Killing & Testing of Creativity with research
However, we have mentioned it before but once more we will repeat it: It is your role and responsibility to make the judgment about whether a creative idea is good or not. Research never measures creativity, it does the measurement of effectiveness.
Research can assist you in making a decision on how an idea does its contribution in making your brand image, figuring out whether the concept is required to fine- tuning to be more identifiable or understandable with the help of your brand, measurement of whether it is indulged in the building of purchase intent, etc.
Taking wrong decision or not making it at all
Those firms which are able in affording their own research sometimes make use of the data and conclusions which are published by some other companies for substantiating their own decisions. They do so without checking how their research has been done even though it might have been carried out and have been published just for the creation of a buzz (so-called PR research).
Next time, when you read about, for example, Millennials buying only "authentic", purpose-driven, and ethical brands, and come to the conclusion and make your decision that this can be an important strategy for your company. Then you are required to check the sales results of such brands at first. If you still want some better results, then you are required to check the sales results of those brands which used to represent none of those things. You might get totally surprised.

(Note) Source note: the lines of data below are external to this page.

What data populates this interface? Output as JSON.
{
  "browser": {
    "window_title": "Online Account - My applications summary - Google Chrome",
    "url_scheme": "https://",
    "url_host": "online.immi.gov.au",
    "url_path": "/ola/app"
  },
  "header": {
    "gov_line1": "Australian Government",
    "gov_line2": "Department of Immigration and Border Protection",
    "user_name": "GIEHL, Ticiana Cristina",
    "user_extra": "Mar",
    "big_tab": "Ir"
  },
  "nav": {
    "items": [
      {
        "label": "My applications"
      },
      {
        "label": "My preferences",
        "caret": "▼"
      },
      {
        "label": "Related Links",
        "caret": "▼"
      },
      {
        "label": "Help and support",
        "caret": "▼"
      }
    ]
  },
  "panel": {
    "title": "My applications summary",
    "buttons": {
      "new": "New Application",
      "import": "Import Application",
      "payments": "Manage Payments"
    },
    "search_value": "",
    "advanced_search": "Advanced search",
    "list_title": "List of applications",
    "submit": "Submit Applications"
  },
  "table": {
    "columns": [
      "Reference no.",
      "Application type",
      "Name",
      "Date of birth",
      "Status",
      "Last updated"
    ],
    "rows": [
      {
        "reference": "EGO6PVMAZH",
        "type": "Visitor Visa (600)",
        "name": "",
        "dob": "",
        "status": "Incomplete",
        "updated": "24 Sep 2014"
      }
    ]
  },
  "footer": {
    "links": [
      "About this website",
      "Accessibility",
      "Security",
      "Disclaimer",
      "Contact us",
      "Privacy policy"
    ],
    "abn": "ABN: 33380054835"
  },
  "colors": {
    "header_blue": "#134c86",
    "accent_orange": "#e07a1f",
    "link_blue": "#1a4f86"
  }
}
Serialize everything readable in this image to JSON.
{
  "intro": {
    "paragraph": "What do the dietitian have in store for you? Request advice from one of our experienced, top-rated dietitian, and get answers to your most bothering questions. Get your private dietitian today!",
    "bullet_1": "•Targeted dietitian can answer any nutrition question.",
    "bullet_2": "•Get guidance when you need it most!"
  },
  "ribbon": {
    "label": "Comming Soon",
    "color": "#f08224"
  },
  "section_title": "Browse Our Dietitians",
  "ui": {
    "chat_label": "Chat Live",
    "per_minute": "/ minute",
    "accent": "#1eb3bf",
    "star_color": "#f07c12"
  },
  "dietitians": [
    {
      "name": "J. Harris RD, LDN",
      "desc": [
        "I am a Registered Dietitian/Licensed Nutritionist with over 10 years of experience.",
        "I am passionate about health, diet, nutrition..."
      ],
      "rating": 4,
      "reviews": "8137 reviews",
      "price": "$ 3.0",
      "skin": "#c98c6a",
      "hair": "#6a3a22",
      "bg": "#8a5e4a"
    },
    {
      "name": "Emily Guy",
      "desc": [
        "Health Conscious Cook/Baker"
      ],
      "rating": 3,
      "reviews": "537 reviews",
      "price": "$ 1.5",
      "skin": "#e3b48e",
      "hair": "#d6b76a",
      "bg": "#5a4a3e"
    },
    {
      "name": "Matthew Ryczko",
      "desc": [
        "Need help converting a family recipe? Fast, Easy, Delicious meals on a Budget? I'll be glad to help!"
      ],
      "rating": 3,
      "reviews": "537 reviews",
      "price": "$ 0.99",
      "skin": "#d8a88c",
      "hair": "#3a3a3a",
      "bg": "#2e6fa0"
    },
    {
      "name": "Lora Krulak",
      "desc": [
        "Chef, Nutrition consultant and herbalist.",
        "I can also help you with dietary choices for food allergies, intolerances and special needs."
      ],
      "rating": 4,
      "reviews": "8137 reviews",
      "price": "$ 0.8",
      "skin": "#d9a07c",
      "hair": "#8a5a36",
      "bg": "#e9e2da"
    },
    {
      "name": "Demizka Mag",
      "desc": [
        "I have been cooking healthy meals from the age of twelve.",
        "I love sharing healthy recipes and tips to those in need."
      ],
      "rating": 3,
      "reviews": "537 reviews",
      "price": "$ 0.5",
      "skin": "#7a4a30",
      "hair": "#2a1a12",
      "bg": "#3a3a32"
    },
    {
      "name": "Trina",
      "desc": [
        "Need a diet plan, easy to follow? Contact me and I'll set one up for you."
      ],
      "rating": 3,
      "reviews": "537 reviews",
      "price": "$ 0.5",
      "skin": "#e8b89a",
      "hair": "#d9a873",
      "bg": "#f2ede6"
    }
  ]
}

When you are making use of the research done by someone else, it is often a mistake that is made by small businesses. Big corporations are often indulged in doing the entirely opposite things. They do a lot of research, which is often out of habit, and then they ignore it. People here are so preoccupied with their jobs that they are not having time for attending presentations of research results or they read the research reports. You should not be that kind of marketer at all.